Attempt to go at least 30-60 minutes at a time without checking or using your phone when spending one-on-one time with someone. This means that quick run-in at the grocery store that lasts 5 minutes should NEVER involve your phone.
4] Practice respectfully excusing yourself when you need to respond to a call or text while face to face with another person.
In this, you acknowledge and apologize for the distraction while retaining respect and value in the relationship.
5] Utilize monitoring/limiting software (iOS 12), services (AT&T Smart Limits/Verizon Smart Family etc.), devices (Circle), or apps (Moment) to recognize and change the amount of time spent on your phone messaging.
If you lack all self-restraint or cannot seem to create new healthy habits, these options may help.
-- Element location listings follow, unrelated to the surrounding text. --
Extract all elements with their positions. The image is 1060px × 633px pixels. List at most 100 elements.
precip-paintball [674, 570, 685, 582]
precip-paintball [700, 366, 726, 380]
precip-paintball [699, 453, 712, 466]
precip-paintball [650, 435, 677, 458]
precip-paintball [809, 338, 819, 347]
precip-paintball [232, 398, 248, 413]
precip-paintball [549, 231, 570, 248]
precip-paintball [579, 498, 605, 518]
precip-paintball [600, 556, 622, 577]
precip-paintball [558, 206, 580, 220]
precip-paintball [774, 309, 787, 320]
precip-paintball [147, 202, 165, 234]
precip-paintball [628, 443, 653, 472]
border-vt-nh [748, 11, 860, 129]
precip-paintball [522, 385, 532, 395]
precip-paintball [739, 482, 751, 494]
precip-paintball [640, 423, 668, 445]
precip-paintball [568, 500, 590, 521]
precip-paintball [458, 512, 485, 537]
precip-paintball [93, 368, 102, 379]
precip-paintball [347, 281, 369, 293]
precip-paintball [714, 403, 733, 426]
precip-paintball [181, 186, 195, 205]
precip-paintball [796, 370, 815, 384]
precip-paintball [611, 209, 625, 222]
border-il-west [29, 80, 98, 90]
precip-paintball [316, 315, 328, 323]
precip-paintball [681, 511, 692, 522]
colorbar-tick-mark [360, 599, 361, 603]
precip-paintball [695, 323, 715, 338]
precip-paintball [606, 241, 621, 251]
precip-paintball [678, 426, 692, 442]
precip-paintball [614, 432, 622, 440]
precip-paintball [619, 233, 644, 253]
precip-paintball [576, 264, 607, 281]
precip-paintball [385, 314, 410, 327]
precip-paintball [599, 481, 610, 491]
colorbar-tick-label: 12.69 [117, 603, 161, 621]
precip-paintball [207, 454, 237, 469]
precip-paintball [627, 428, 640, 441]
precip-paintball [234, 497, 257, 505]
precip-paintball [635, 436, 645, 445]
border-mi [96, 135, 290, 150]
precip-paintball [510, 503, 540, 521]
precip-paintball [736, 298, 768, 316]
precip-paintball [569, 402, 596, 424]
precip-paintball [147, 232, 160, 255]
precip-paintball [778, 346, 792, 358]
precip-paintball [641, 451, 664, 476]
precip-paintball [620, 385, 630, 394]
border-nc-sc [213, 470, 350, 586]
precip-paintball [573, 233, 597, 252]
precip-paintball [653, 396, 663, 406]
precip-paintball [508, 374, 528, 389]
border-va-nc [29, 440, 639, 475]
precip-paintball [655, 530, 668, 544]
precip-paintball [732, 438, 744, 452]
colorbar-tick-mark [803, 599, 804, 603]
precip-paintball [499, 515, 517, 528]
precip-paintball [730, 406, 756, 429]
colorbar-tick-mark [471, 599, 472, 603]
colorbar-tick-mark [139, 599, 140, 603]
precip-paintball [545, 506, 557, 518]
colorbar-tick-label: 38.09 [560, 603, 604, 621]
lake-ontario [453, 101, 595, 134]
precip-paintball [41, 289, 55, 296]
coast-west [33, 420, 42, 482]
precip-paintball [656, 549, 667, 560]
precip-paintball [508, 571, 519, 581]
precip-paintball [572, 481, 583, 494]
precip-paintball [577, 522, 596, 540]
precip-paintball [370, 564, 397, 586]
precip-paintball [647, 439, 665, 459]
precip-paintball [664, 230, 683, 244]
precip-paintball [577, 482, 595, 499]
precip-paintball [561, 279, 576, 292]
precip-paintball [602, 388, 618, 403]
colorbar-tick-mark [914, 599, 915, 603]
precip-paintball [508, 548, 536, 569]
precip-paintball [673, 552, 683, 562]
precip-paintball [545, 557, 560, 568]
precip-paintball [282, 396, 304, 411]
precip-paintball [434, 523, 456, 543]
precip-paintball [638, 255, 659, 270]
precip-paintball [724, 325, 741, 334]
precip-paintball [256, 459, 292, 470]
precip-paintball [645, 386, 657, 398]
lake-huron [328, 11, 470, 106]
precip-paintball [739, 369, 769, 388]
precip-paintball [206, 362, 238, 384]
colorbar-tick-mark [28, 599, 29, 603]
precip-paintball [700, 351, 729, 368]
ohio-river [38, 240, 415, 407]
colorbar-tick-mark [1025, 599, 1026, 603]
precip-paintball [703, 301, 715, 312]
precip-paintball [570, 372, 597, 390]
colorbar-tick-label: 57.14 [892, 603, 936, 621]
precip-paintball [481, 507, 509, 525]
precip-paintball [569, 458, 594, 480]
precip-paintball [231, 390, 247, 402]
Especially with children, regardless of age, they watch, observe, and digest every interaction you have with your phone. They are learning what it looks like to be in relationship and to be present. You cannot blame “technology” for the broken ways children communicate today. If your relationship with them always looks distracted and with half-attention, you can guess where they are learning the behavior.
This cycle has to stop. A new standard for healthy, less instant communication must emerge. It starts with you, the brave parent.
We all need true, undistracted presence in our relationships. Without this, only loneliness and division grows.